1947

La bulle spéculative de la mine Beaulieu éclate

À la fin de la Seconde Guerre mondiale, la ruée vers l’or continue à Yellowknife. Un énorme gisement aurifère découvert sous les claims de la mine Giant mène à la construction d’une grande mine. Le jalonnement autour de Yellowknife et les spéculations hâtives accentuent la fièvre de l’or. C’est dans ce contexte que commence l’histoire de la mine Beaulieu.

Au début des années 1940, des travaux d’exploration révèlent un vaste gisement d’or souterrain à l’est de la rivière Beaulieu. Un groupe commercial de Toronto achète les claims et constitue la compagnie Beaulieu Yellowknife Mines Limited en 1945. Un article paru en avril 1946 dans le magazine spécialisé The Northern Miner affirme qu’une mine située sur la propriété de Beaulieu serait très rentable pour les investisseurs.

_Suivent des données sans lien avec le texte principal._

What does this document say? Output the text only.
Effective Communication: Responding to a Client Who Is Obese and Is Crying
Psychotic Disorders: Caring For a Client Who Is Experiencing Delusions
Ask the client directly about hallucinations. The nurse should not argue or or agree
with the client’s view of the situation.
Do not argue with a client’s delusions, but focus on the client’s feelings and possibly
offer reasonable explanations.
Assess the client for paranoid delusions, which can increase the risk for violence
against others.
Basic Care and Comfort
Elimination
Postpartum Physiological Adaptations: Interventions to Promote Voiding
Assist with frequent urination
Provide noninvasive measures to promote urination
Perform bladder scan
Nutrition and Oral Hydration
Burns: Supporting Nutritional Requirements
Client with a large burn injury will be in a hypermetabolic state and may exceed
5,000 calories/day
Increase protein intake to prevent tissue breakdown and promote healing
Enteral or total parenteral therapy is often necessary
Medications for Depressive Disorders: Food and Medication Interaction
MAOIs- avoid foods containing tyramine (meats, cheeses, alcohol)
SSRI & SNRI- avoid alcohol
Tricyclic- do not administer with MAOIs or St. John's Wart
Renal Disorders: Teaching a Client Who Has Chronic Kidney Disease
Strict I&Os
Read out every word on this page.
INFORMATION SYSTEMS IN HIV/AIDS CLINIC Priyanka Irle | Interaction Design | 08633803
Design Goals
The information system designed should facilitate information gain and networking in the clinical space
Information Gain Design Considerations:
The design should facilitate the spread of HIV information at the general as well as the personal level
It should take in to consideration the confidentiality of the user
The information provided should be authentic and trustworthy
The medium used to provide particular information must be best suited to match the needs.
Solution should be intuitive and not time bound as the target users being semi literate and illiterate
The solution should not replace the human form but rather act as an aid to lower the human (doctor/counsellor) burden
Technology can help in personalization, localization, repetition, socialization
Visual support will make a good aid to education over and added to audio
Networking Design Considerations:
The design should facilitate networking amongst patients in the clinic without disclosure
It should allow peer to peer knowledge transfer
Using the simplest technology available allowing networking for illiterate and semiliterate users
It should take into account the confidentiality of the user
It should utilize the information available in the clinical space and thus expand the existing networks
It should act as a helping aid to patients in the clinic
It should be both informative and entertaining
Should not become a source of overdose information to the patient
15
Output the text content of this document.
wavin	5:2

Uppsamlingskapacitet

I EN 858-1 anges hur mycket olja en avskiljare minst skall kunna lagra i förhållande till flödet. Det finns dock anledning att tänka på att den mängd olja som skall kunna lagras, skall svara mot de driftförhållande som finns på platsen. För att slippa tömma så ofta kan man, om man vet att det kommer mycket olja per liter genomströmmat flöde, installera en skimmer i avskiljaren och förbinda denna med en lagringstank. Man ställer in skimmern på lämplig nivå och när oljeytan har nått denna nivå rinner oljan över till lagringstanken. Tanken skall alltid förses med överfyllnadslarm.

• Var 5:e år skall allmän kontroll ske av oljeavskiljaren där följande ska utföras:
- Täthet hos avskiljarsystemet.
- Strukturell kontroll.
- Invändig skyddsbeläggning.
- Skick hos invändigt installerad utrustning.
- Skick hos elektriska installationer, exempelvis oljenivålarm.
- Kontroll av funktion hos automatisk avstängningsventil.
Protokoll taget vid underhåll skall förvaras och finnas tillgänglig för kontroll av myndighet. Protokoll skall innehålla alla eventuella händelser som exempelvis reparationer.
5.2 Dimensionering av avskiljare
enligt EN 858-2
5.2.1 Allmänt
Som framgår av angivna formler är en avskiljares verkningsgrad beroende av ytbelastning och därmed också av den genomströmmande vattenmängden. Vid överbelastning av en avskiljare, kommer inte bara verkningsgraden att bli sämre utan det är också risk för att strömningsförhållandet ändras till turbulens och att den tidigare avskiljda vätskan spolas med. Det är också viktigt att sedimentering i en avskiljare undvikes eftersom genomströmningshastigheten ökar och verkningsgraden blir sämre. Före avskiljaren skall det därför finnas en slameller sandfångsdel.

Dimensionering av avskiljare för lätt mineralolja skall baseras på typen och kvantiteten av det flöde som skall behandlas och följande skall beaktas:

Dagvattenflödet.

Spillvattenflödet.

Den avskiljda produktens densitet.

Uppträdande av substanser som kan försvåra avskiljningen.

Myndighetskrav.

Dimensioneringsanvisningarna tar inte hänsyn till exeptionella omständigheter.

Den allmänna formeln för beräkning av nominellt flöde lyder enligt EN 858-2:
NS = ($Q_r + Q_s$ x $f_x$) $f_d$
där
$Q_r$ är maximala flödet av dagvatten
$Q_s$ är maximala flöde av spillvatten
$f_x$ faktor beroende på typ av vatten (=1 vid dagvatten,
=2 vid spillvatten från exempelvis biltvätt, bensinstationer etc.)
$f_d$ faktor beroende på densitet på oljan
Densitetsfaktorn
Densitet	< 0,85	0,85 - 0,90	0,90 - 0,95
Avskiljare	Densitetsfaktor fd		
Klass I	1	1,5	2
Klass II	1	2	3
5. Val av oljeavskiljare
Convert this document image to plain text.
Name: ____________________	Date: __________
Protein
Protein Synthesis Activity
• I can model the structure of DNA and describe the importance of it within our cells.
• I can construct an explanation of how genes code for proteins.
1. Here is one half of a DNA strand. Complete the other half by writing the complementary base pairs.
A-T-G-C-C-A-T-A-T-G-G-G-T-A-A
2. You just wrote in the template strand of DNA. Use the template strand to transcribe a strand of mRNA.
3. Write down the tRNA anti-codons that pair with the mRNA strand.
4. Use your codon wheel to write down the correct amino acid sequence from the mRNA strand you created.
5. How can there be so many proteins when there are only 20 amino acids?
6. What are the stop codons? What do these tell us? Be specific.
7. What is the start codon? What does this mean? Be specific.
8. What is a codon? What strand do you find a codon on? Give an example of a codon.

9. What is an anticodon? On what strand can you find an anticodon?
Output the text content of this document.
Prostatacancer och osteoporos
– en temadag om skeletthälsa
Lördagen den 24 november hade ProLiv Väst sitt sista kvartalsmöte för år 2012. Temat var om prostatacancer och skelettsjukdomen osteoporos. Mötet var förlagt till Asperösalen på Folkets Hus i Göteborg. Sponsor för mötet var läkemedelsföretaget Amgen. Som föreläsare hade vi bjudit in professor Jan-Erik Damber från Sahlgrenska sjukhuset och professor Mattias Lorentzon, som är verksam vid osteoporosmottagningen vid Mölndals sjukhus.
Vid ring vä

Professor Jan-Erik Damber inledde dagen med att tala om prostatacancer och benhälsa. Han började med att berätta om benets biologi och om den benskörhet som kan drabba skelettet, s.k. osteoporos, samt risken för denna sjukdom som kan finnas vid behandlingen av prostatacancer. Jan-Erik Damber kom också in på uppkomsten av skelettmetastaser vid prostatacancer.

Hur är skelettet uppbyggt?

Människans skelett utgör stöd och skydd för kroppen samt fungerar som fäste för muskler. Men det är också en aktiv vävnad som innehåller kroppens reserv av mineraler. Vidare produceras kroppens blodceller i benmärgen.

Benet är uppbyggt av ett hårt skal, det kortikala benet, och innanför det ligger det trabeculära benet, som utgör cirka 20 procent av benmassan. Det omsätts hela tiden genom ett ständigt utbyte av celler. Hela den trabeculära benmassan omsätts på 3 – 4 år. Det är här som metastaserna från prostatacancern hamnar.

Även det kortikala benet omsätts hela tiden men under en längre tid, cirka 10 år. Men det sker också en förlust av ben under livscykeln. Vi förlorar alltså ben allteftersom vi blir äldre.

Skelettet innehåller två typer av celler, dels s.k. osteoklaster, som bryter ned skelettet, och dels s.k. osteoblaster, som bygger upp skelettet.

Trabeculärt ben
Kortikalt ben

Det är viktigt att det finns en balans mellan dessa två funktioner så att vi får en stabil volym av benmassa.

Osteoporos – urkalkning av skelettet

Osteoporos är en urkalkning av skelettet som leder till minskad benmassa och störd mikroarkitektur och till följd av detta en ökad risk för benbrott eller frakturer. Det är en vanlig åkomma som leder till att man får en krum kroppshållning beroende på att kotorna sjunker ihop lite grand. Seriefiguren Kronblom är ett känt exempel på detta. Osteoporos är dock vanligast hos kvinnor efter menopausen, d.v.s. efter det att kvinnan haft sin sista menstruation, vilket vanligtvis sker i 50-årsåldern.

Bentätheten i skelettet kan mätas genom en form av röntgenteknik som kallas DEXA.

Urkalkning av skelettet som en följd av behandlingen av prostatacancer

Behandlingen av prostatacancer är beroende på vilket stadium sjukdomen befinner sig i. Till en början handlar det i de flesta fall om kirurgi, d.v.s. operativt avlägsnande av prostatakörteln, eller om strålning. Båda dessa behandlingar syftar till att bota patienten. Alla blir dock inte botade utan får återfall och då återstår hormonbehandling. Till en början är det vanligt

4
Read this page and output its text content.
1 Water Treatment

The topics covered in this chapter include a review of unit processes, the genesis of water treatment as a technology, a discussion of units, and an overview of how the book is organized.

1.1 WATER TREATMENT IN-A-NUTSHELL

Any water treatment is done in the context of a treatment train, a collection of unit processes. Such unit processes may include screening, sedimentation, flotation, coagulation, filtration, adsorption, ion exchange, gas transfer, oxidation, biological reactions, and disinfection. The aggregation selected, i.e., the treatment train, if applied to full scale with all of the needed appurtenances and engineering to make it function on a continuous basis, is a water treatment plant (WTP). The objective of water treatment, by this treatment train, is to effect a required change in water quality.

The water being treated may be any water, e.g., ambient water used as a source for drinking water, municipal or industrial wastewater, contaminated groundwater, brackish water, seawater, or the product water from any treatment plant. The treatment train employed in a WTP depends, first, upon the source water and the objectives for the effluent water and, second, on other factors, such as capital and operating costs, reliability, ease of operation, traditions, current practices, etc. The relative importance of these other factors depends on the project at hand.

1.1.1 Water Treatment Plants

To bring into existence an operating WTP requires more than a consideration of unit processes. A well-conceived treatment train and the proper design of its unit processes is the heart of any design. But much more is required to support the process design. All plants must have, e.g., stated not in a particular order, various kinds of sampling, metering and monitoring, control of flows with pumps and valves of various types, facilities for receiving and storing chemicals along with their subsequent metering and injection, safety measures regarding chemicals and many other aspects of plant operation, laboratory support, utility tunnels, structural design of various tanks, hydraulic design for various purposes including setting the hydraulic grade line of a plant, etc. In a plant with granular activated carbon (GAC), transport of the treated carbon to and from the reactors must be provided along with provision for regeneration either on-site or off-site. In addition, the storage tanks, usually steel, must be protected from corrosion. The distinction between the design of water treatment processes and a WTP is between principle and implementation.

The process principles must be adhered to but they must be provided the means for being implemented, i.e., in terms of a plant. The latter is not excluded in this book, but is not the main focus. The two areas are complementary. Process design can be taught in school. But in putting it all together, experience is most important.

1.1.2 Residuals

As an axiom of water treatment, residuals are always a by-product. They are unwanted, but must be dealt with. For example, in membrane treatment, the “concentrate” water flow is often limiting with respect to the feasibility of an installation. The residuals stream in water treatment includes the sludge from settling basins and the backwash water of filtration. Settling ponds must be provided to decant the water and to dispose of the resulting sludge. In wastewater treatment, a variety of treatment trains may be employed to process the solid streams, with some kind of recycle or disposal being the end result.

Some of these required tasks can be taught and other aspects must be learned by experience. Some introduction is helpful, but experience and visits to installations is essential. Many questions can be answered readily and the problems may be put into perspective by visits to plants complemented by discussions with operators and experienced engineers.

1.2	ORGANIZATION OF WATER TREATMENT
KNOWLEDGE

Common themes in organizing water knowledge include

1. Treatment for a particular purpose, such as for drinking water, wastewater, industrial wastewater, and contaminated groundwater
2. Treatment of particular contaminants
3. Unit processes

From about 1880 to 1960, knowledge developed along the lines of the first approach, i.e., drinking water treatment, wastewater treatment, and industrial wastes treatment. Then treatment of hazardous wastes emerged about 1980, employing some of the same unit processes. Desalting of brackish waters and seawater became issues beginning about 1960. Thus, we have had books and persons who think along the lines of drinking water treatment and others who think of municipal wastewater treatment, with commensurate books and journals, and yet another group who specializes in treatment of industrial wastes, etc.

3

La société lance alors une campagne agressive de vente d’actions par l’intermédiaire d’une « chaufferie » — une pièce remplie de téléphones et de vendeurs habiles qui appellent les investisseurs potentiels et leur proposent d’acheter des actions. Quatre millions d’actions sont achetées par des investisseurs de partout au Canada et des États-Unis, et ce, à des prix allant jusqu’à 2,50 $ l’action. Cependant, en juin 1946, la valeur de l’action dégringole à 73 centimes, et les actionnaires exigent des réponses.

Le bruit court à Yellowknife qu’il ne faut pas acheter d’actions de la mine Beaulieu, alors en construction près du lac Hansen. En effet, des rumeurs circulent selon lesquelles les travaux d’exploration du site ont été mal faits et qu’il n’y a pas, ou peu, d’or. Beaulieu Yellowknife Mines Limited ravive cependant l’intérêt pour ses actions en offrant d’acheter des claims voisins appartenant au prospecteur de Yellowknife Spud Arsenault, dans le cadre d’un astucieux stratagème marketing. Beaulieu Yellowknife Mines Limited verse 100 000 $ en espèces à M. Arsenault pour la propriété et lui remet l’argent lors d’un événement médiatique digne d’Hollywood, au cours duquel des gardes armés escortent M. Arsenault à la banque pour y déposer sa nouvelle fortune.

Tout au long de l’hiver 1946-47, les rapports mensuels de l’entreprise encouragent les gens à conserver leurs actions. Pourtant, la correspondance confidentielle entre le directeur de la mine et les responsables de la société à Toronto raconte une autre histoire. La mine, toujours en construction, est gravement sous-financée et en retard sur le calendrier; la société ne peut se permettre d’acheter l’équipement essentiel, et les fournitures nécessaires à la construction de la mine ne sont ni payées ni expédiées.

La société, qui continue à faire fructifier ses actions, prévoit une grande cérémonie le 7 décembre 1947, pour la fonte du premier lingot d’or de la mine Beaulieu Yellowknife. Walter Winchell, le célèbre chroniqueur mondain américain, est invité en tant que maître de cérémonie. Gene Tunney, champion de boxe poids lourd, doit y disputer des combats d’exhibition avec quelques garçons de la région. Bon nombre de politiciens, de journalistes, de responsables de l’exploitation minière et de personnes riches et célèbres comptent y assister.

À la mi-novembre, après que l’usine a fonctionné pendant plus d’un mois, on se rend compte que la mine ne produira jamais assez d’or pour fabriquer ne serait-ce qu’un seul lingot. Au total, Beaulieu Yellowknife Mines Limited a vendu pour plus de 8 000 000 $ d’actions, a dépensé moins de 800 000 $ pour construire la mine et, au cours de son premier mois d’exploitation, n’a extrait que 49 onces d’or, pour une valeur globale d’environ 1 700 $.

Le 4 décembre 1947, la société annule la cérémonie d’ouverture, prétextant que les avions ne peuvent pas atterrir sur le lac Hansen, car la glace est trop fine. La mine ferme discrètement et les responsables quittent le Nord. Une enquête est menée, mais aucune accusation criminelle n’est portée, laissant aux actionnaires des actions sans aucune valeur. La mine Beaulieu demeure un récit édifiant sur la cupidité et la spéculation dans le domaine de l’extraction minière.